The 72-minute film installation Community of Parting takes its title from a passage in the book Woman, I Do Poetry by the poet Hyesoon Kim. The three screens in this work are positioned in a layered structure within the exhibition space. The first shows the artist dressed in a white traditional Korean garment and spinning inside an oreum (small parasitic volcanic cone) in Jeju Island. The video is filmed with a camera mounted to a drone, which is released by the centrifugal force of the spinning. As the camera leaves her hands, she is seen from above as a single point spinning in the island’s winter landscape. The second screen shows an aerial view of Jeju’s seascape, with its black lava rocks and deep blue water, juxtaposed with a narration that represents the introduction to the piece. The final screen begins with Jeju shaman Koh Sunahn preparing for a sacrificial “gut” ritual, while the stories of various voices that propel the filmic narrative are introduced. The division of the projection screens and the composition between heaven and earth, the sea and human beings, and the transition from an encompassing view to intimate narratives.
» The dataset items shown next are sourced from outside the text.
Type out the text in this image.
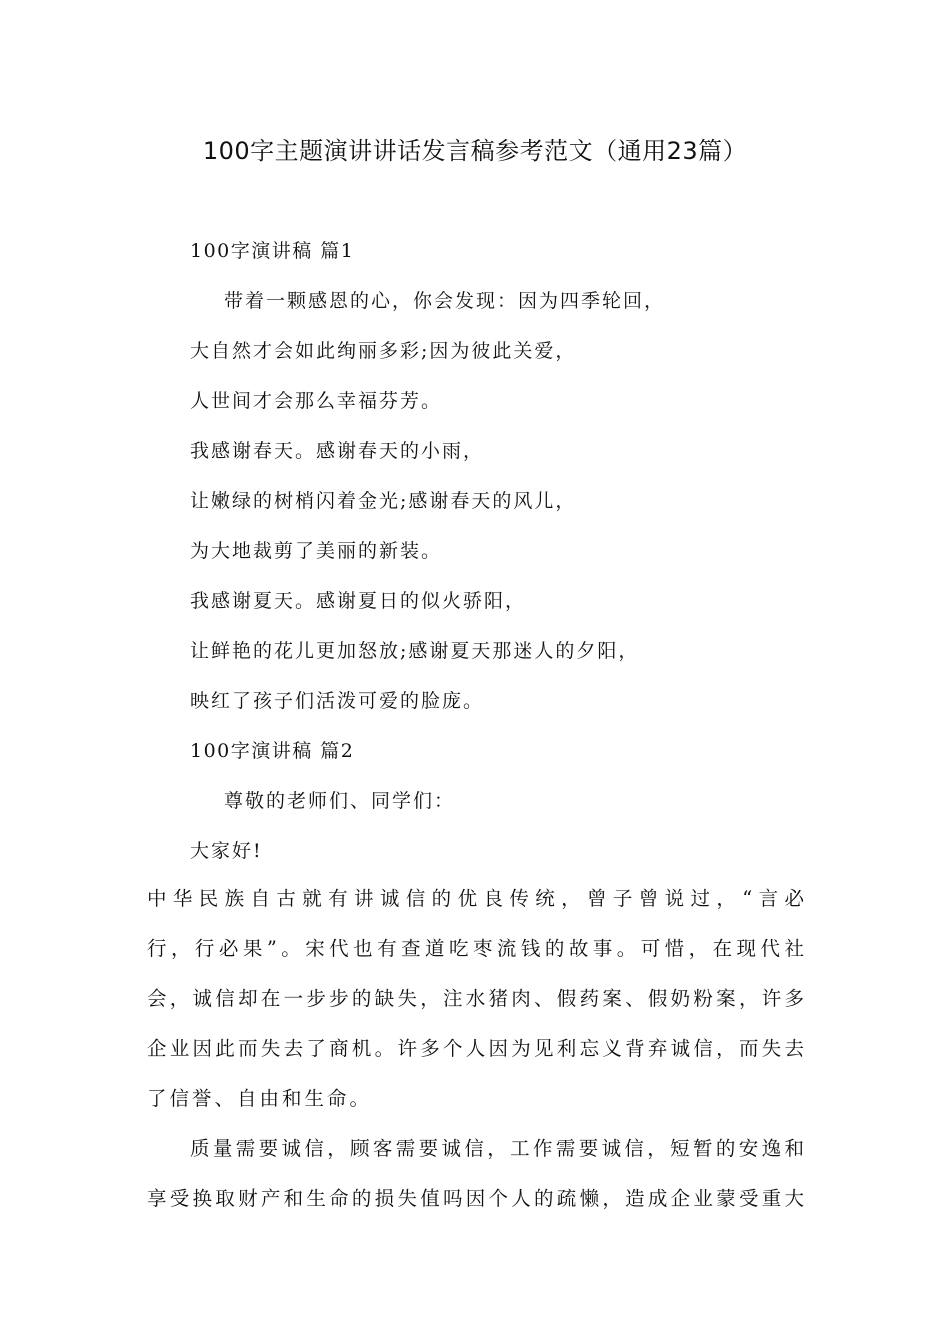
100字主题演讲讲话发言稿参考范文（通用23篇）
100字演讲稿 篇1
带着一颗感恩的心，你会发现：因为四季轮回，
大自然才会如此绚丽多彩;因为彼此关爱，
人世间才会那么幸福芬芳。
我感谢春天。感谢春天的小雨，
让嫩绿的树梢闪着金光;感谢春天的风儿，
为大地裁剪了美丽的新装。
我感谢夏天。感谢夏日的似火骄阳，
让鲜艳的花儿更加怒放;感谢夏天那迷人的夕阳，
映红了孩子们活泼可爱的脸庞。
100字演讲稿 篇2
尊敬的老师们、同学们：
大家好!
中华民族自古就有讲诚信的优良传统，曾子曾说过，“言必
行，行必果”。宋代也有查道吃枣流钱的故事。可惜，在现代社
会，诚信却在一步步的缺失，注水猪肉、假药案、假奶粉案，许多
企业因此而失去了商机。许多个人因为见利忘义背弃诚信，而失去
了信誉、自由和生命。
质量需要诚信，顾客需要诚信，工作需要诚信，短暂的安逸和
享受换取财产和生命的损失值吗因个人的疏懒，造成企业蒙受重大
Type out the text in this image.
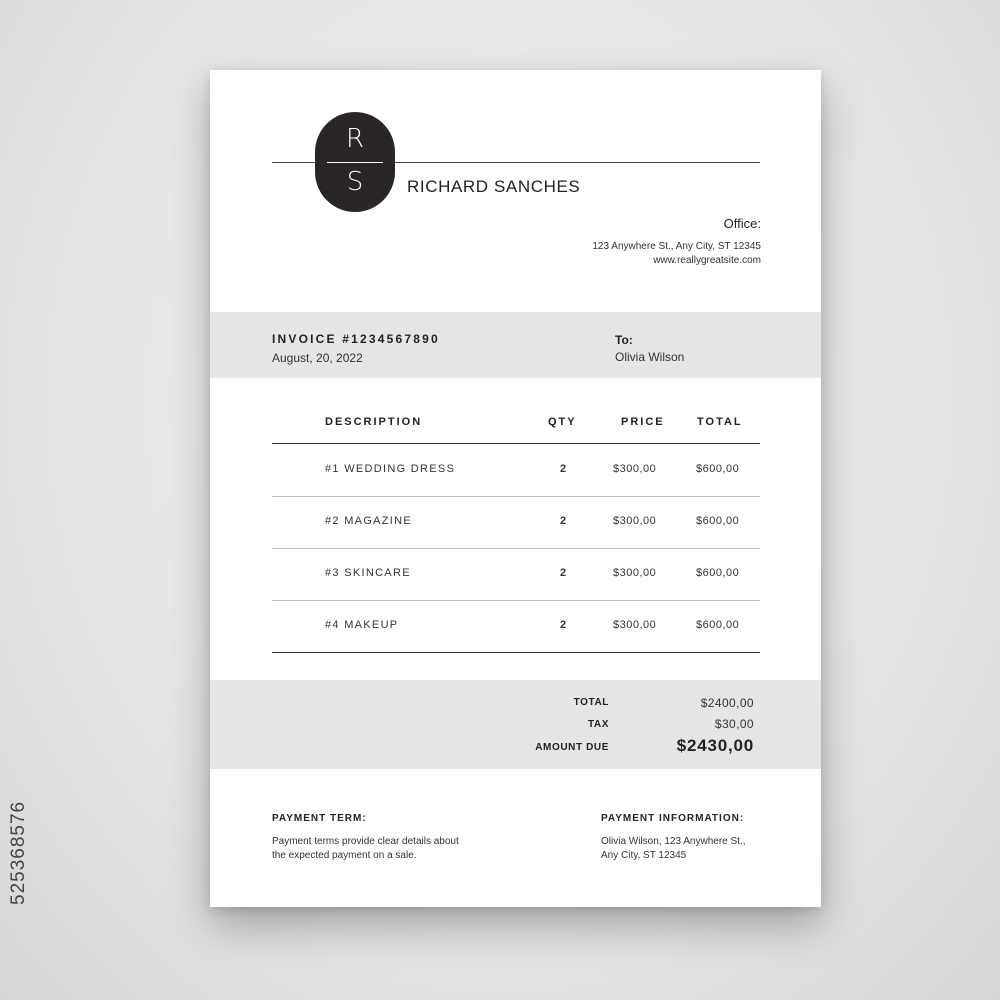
525368576
R
S	RICHARD SANCHES
Office:
123 Anywhere St., Any City, ST 12345
www.reallygreatsite.com
INVOICE #1234567890
August, 20, 2022
To:
Olivia Wilson
DESCRIPTION	QTY	PRICE	TOTAL
#1 WEDDING DRESS	2	$300,00	$600,00
#2 MAGAZINE	2	$300,00	$600,00
#3 SKINCARE	2	$300,00	$600,00
#4 MAKEUP	2	$300,00	$600,00
TOTAL	$2400,00
TAX	$30,00
AMOUNT DUE	$2430,00
PAYMENT TERM:
Payment terms provide clear details about
the expected payment on a sale.
PAYMENT INFORMATION:
Olivia Wilson, 123 Anywhere St.,
Any City, ST 12345
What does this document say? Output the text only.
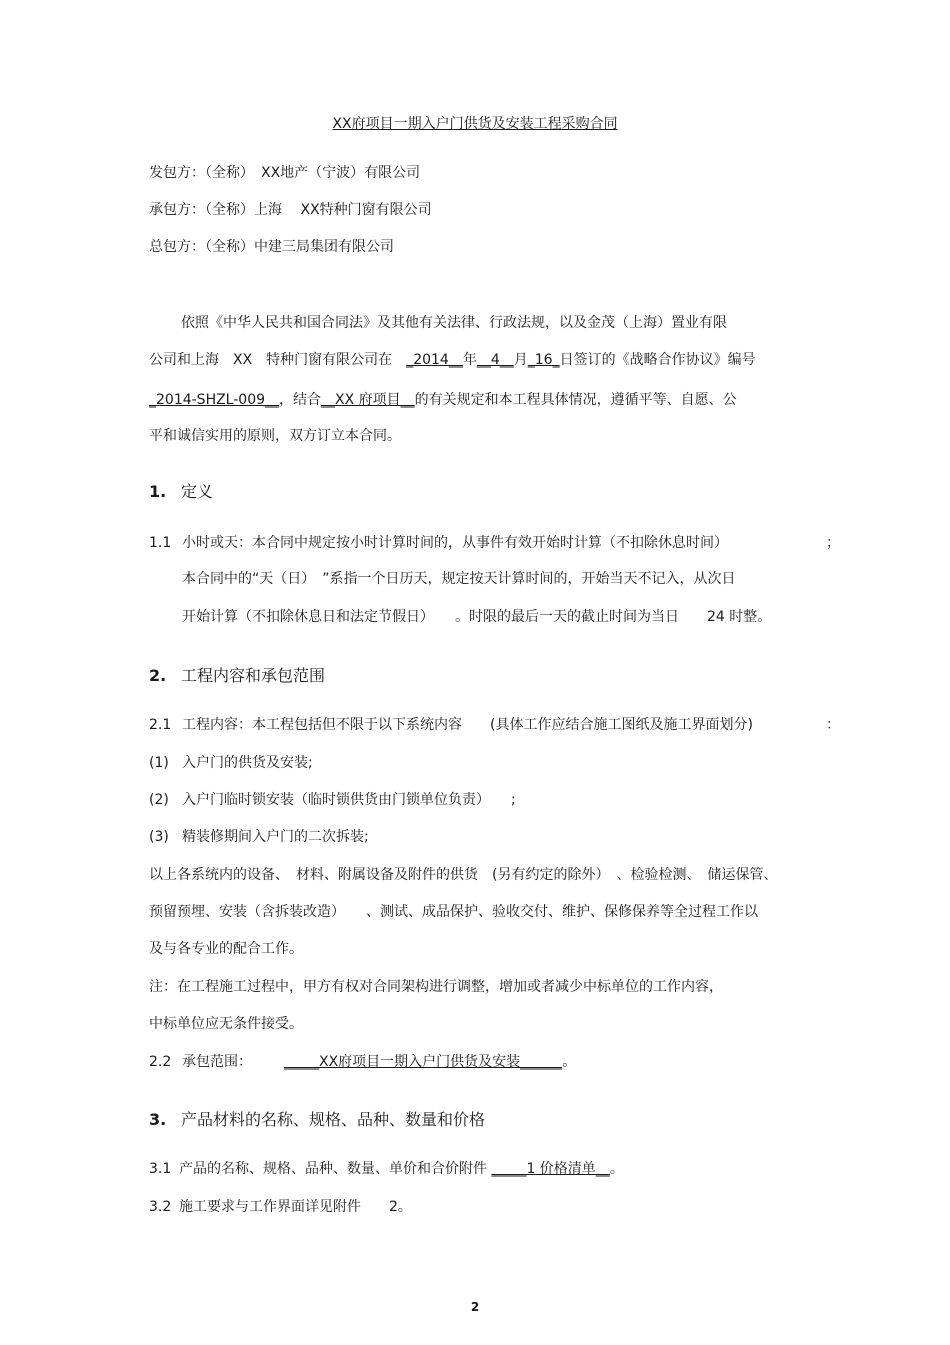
XX府项目一期入户门供货及安装工程采购合同
发包方：（全称）　XX地产（宁波）有限公司
承包方：（全称）上海　 XX特种门窗有限公司
总包方：（全称）中建三局集团有限公司
依照《中华人民共和国合同法》及其他有关法律、行政法规，以及金茂（上海）置业有限
公司和上海　XX　特种门窗有限公司在　_2014__年__4__月_16_日签订的《战略合作协议》编号
_2014-SHZL-009__，结合__XX 府项目__的有关规定和本工程具体情况，遵循平等、自愿、公
平和诚信实用的原则，双方订立本合同。
1. 定义
1.1 小时或天：本合同中规定按小时计算时间的，从事件有效开始时计算（不扣除休息时间）	；
本合同中的“天（日）　”系指一个日历天，规定按天计算时间的，开始当天不记入，从次日
开始计算（不扣除休息日和法定节假日）　　。时限的最后一天的截止时间为当日　　24 时整。
2. 工程内容和承包范围
2.1 工程内容：本工程包括但不限于以下系统内容　　(具体工作应结合施工图纸及施工界面划分)	：
(1) 入户门的供货及安装;
(2) 入户门临时锁安装（临时锁供货由门锁单位负责）　　;
(3) 精装修期间入户门的二次拆装;
以上各系统内的设备、　材料、附属设备及附件的供货　(另有约定的除外）　、检验检测、　储运保管、
预留预埋、安装（含拆装改造）　　、测试、成品保护、验收交付、维护、保修保养等全过程工作以
及与各专业的配合工作。
注：在工程施工过程中，甲方有权对合同架构进行调整，增加或者减少中标单位的工作内容，
中标单位应无条件接受。
2.2 承包范围： _____XX府项目一期入户门供货及安装______。
3. 产品材料的名称、规格、品种、数量和价格
3.1 产品的名称、规格、品种、数量、单价和合价附件 _____1 价格清单__。
3.2 施工要求与工作界面详见附件　　2。
2
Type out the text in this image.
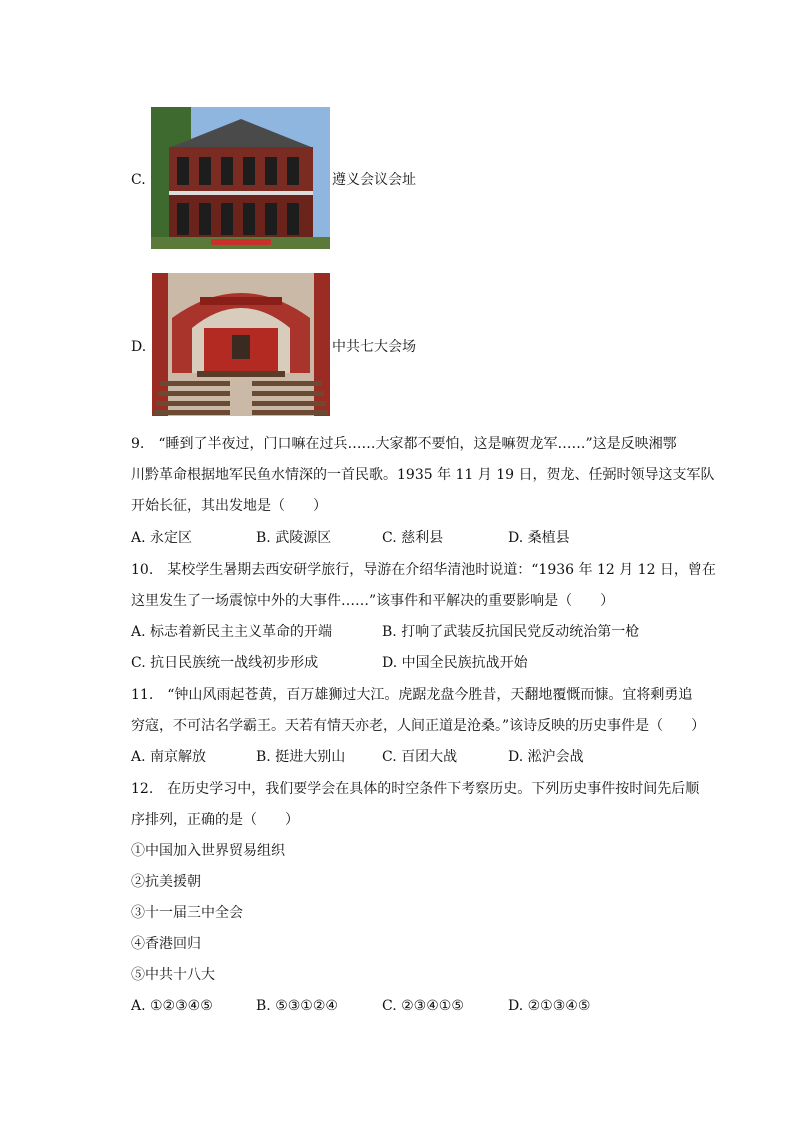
C.	遵义会议会址
D.	中共七大会场
9.　“睡到了半夜过，门口嘛在过兵……大家都不要怕，这是嘛贺龙军……”这是反映湘鄂
川黔革命根据地军民鱼水情深的一首民歌。1935 年 11 月 19 日，贺龙、任弼时领导这支军队
开始长征，其出发地是（　　）
A. 永定区	B. 武陵源区	C. 慈利县	D. 桑植县
10.　某校学生暑期去西安研学旅行，导游在介绍华清池时说道：“1936 年 12 月 12 日，曾在
这里发生了一场震惊中外的大事件……”该事件和平解决的重要影响是（　　）
A. 标志着新民主主义革命的开端	B. 打响了武装反抗国民党反动统治第一枪
C. 抗日民族统一战线初步形成	D. 中国全民族抗战开始
11.　“钟山风雨起苍黄，百万雄狮过大江。虎踞龙盘今胜昔，天翻地覆慨而慷。宜将剩勇追
穷寇，不可沽名学霸王。天若有情天亦老，人间正道是沧桑。”该诗反映的历史事件是（　　）
A. 南京解放	B. 挺进大别山	C. 百团大战	D. 淞沪会战
12.　在历史学习中，我们要学会在具体的时空条件下考察历史。下列历史事件按时间先后顺
序排列，正确的是（　　）
①中国加入世界贸易组织
②抗美援朝
③十一届三中全会
④香港回归
⑤中共十八大
A. ①②③④⑤	B. ⑤③①②④	C. ②③④①⑤	D. ②①③④⑤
For its narrative framework, the work invokes the shamanic myth of Princess Bari. Abandoned at birth for being female, Bari is eventually offered to inherit half of the kingdom after reviving the dead but chooses instead to become a shaman mediating at the threshold of the living and the dead. As in that story, Bari in Kaisen’s work symbolizes loss, but also resilience and recovery, and transgressive potential of “otherness.” The symbolism of “abandonment” is echoed in portrayals of the divided land of the Korean Peninsula (including Jeju) and the country’s modern history. Within Kaisen’s work, various spaces, times, and voices are intertwined without hierarchy, including those passed through by the artist herself and the women of diaspora whom she met over five years in locations such as the DMZ, Jeju, Seoul, North Korea, Japan, China, Kazakhstan, Germany, and the United States. Intercut with this are scenes of the shamanic ritual performed by Koh Sunah who is also a survivor of the Jeju April 3 incident, repeated like a refrain throughout the video. These polyphonic voices create a rhythm of rupture and integration as they combine with the metallic echoes of shamanist paraphernalia, the sounds of a metal detector searching for mines along the DMZ, and the laments of the shaman being possessed by a spirit of the dead. Kaisen traces the impact of historical events on individual lives, examining in particular how gender discrimination and social marginalization have shaped communities marked by experiences of war and migration. The artist composes her video with a ritualistic rhythm that brings together the living and the dead, summoning them into a community of loss but also resilience and recovery. Like the shamanic myth of Bari, it is a structure of endless variations in which different stories and sounds circle and intertwine.

The Pull of the Moon made in collaboration with Guston Sondin-Kung consists of images taken as the artists placed objects in a tidal pool by the black lava rocks of Jeju Island, exposed when the tide rolls out and obscured when it rolls back in. The items placed on the rocks at the threshold moment of the tide include vernacular and shamanic sacrificial objects also portrayed in Community of Parting: brass bowls, fruit and rice offered to the sea by the haenyeo diving women of Jeju after saying a prayer, and myungsil, white cotton thread. Positioned on the rock like a fine crack, the myungsil connects with the skein-like knot of hair in Braiding and Mending. A white skein symbolizing life and hope of longevity presents us with a community of comfort, of mutual connection and mending, in the image of women seated in a circle braiding one another’s hair. Through these works, the exhibition shares Jane Jin Kaisen’s aesthetic vision: discovering and subverting the intersections of individual and collective memory in marginalized places, people, and events as she explores the possibilities of alternative communities and pathways.